2. Qualitative Comparison
Qualitative analysis further validated the effectiveness of CDRL. For instance, the NED baseline model often distorted mouth shapes during emotion editing, whereas integrating CDRL allowed the generated images to better maintain lip synchronization with speech while achieving accurate emotion transfer.
3. User Study
The study also conducted a user survey, inviting 25 participants to rate the realism, emotion similarity, and lip synchronization of the generated results. The results showed that CDRL significantly outperformed the baseline model across all metrics. For example, on the MEAD dataset, CDRL increased realism ratings by 40%, emotion similarity ratings by 38%, and lip synchronization ratings by 48%.
c) Conclusions and Significance
The CDRL algorithm proposed in this study provides a novel and efficient solution for SPFEM. By separately learning independent content and emotion representations, CDRL can manipulate emotions more accurately while effectively preserving audio-lip synchronization. Additionally, CDRL demonstrated strong generalization capabilities, achieving excellent performance on new datasets (e.g., RAVDESS) even without retraining.
This research holds significant scientific value and application potential. On one hand, it offers a new approach to decoupled representation learning, applicable to multimodal data processing.
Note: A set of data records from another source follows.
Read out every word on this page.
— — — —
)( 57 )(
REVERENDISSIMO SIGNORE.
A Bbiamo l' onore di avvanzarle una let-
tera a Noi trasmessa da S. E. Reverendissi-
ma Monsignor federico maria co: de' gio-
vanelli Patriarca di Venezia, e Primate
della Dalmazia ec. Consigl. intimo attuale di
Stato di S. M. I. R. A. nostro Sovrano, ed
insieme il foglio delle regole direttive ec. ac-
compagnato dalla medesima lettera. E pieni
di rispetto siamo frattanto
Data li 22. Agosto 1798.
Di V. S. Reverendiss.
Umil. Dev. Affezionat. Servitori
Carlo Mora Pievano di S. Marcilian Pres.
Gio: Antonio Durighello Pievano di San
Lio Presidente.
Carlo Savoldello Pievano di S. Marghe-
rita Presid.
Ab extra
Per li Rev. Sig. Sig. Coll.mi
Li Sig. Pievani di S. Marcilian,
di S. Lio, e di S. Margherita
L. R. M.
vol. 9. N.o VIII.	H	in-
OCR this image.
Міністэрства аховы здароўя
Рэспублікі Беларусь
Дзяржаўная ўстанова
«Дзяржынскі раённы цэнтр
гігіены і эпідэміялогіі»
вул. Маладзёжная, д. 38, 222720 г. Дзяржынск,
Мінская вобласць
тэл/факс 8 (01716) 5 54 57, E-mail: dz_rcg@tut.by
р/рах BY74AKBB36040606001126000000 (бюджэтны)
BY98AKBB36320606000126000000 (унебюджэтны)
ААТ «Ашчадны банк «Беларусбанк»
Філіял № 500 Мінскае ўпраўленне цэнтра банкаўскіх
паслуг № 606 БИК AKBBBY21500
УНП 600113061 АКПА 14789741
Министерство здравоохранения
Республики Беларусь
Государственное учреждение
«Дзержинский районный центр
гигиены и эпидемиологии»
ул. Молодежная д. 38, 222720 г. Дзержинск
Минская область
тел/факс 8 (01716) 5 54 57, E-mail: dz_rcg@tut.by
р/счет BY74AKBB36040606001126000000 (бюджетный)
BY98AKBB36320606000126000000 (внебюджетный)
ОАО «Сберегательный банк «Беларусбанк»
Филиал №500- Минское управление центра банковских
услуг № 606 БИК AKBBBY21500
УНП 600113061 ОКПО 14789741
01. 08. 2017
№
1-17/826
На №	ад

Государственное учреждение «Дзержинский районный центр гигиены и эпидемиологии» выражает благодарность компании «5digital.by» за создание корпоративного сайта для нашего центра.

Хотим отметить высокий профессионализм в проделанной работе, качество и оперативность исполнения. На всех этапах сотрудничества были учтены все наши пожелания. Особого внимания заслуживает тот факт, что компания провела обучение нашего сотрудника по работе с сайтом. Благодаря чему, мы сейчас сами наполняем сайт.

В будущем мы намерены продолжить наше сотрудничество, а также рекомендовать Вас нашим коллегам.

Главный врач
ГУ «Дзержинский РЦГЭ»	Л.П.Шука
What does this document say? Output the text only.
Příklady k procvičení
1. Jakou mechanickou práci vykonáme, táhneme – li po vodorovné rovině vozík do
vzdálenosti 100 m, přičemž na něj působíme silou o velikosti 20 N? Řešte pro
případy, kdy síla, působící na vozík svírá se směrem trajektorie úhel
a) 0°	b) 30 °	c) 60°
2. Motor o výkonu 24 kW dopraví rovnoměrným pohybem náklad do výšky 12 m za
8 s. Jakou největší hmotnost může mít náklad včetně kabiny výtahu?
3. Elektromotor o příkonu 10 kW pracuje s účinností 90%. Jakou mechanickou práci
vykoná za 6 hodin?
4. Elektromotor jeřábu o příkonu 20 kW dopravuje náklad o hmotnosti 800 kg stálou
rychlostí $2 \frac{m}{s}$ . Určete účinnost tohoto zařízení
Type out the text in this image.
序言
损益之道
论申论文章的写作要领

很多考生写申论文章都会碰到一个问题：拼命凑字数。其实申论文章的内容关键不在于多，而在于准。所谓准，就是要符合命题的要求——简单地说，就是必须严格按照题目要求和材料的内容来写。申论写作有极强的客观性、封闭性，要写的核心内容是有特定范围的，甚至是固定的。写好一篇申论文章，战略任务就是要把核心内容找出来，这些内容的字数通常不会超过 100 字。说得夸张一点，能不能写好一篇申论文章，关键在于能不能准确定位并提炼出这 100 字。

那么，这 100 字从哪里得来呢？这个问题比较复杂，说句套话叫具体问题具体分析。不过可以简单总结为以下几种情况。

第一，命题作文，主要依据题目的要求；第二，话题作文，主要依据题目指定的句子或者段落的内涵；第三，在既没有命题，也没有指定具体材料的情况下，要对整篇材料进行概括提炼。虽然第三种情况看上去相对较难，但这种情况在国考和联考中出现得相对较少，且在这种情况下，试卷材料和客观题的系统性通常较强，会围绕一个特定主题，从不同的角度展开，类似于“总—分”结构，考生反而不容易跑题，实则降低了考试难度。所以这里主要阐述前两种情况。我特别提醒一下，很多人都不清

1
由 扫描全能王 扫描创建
On the other hand, it provides technical support for practical applications such as virtual character generation and film post-production.
d) Research Highlights
- Innovative Algorithm Design: First proposed the CDRL algorithm, using CCRL and CERL modules to learn content and emotion representations separately.
- Application of Contrastive Learning: Successfully achieved decoupling of content and emotion information using a contrastive learning framework.
- Multimodal Data Fusion: Combined audio and image data, fully leveraging the advantages of multimodal information.
- Validation via User Studies: Conducted large-scale user surveys to comprehensively evaluate the quality of generated results.
e) Other Valuable Information
The research team also explored the limitations of CDRL, such as its inability to perfectly transfer detailed features like teeth in some cases. Future work plans to further enhance the algorithm’s generalization ability through adversarial training.
Summary
This paper addresses the long-standing challenge of decoupling content and emotion information in SPFEM by proposing the CDRL algorithm. Its innovative workflow, rigorous experimental design, and outstanding performance make it a significant milestone in the field.